Noch am selben Abend ging ich zu Sempere und Söhne, und da ich mir jetzt als Mann von Welt und nicht ohne Mittel vorkam, verkündete ich dem Buchhändler meine Absicht, dieses alte Exemplar von Große Erwartungen zu erwerben, das ich ihm vor Jahren hatte zurückgeben müssen.
»Sie können dafür verlangen, was Sie wollen«, sagte ich. »Nennen Sie den Preis für sämtliche Bücher, die ich Ihnen in den letzten zehn Jahren nicht bezahlt habe.«
Noch heute sehe ich Semperes trauriges Lächeln, als er mir die Hand auf die Schulter legte.
»Ich habe es heute Morgen verkauft«, sagte er niedergeschlagen.
Dreihundertfünfundsechzig Tage, nachdem ich meine erste Erzählung für Die Stimme der Industrie verfasst hatte, kam ich wie üblich in die Redaktion. Sie war mehr oder weniger verwaist. Nur eine Handvoll Redakteure war da, die vor Monaten noch liebevolle Spitznamen und unterstützende Worte für mich gefunden hatten, jetzt aber meinen Gruß nicht zur Kenntnis nahmen, sondern ein raunendes Grüppchen bildeten. Innerhalb einer Minute hatten sie ihre Mäntel zusammengerafft und verschwanden, als befürchteten sie eine Ansteckung. Ich blieb allein in diesem unauslotbaren Raum zurück und versank im Anblick Dutzender leerer Tische. Langsame, schwere Schritte hinter mir kündigten Don Basilio an.
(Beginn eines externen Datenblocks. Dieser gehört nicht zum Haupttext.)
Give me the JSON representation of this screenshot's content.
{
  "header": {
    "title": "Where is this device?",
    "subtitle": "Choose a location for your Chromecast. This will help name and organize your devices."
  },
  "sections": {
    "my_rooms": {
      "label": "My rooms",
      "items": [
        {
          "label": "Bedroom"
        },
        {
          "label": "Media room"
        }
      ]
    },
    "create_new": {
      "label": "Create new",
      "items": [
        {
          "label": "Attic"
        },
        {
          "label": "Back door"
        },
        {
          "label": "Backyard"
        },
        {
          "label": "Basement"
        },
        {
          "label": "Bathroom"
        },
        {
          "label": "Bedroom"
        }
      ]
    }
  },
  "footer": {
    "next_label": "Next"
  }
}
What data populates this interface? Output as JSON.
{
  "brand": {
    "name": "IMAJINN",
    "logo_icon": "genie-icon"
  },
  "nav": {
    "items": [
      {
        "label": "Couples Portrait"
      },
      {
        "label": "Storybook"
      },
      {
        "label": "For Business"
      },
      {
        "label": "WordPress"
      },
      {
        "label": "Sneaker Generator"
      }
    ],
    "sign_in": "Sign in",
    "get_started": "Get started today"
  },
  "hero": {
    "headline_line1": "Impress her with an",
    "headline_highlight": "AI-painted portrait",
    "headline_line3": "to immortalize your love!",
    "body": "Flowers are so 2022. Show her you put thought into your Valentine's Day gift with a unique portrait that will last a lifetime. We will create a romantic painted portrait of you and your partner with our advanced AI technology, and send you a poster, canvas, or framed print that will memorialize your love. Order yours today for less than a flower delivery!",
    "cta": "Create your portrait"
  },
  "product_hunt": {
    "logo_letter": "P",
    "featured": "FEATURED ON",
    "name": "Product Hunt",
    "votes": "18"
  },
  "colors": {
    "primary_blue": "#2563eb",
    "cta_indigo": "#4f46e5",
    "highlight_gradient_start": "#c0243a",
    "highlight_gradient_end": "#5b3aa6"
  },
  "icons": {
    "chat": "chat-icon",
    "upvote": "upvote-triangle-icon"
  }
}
»Guten Abend, Don Basilio. Was ist denn heute hier los, dass alle gegangen sind?«
Er schaute mich traurig an und setzte sich an den Nebentisch.
»Die ganze Redaktion ist zu einem Weihnachtsessen gegangen. Im Restaurant Set Portes«, sagte er leise. »Vermutlich hat man Ihnen nichts gesagt.«
Ich schützte mit einem Lächeln Gleichgültigkeit vor und schüttelte den Kopf.
»Und Sie, gehen Sie nicht hin?«
Er verneinte.
»Mir ist die Lust vergangen.«
Wir schauten uns schweigend an.
»Und wenn ich Sie einlade?«, bot ich an. »Wohin Sie wollen. Ins Can Solè, wenn es Ihnen recht ist. Nur Sie und ich, um den Erfolg der Geheimnisse von Barcelona zu feiern.«
Don Basilio nickte bedächtig und lächelte.
»Martín«, sagte er schließlich. »Ich weiß nicht, wie ich es Ihnen sagen soll.«
»Was sagen?«
Er räusperte sich.
»Ich darf keine weiteren Folgen der Geheimnisse von Barcelona mehr bringen.«
Verständnislos schaute ich ihn an. Er wich meinem Blick aus.
»Soll ich was anderes schreiben? Etwas mehr in der Art von Galdós?«
»Martín, Sie wissen doch, wie die Leute sind. Es hat Beschwerden gegeben. Ich habe versucht, das Ganze zu stoppen, aber der Chef ist ein schwacher Mensch und mag keine unnötigen Konflikte.«
»Ich verstehe Sie nicht, Don Basilio.«
»Martín, man hat mich gebeten, es Ihnen zu sagen.«
Endlich schaute er mir in die Augen und zuckte die Schultern.
»Ich bin entlassen«, murmelte ich.
Er nickte.
Ich spürte, wie mir gegen meinen Willen Tränen in die Augen traten.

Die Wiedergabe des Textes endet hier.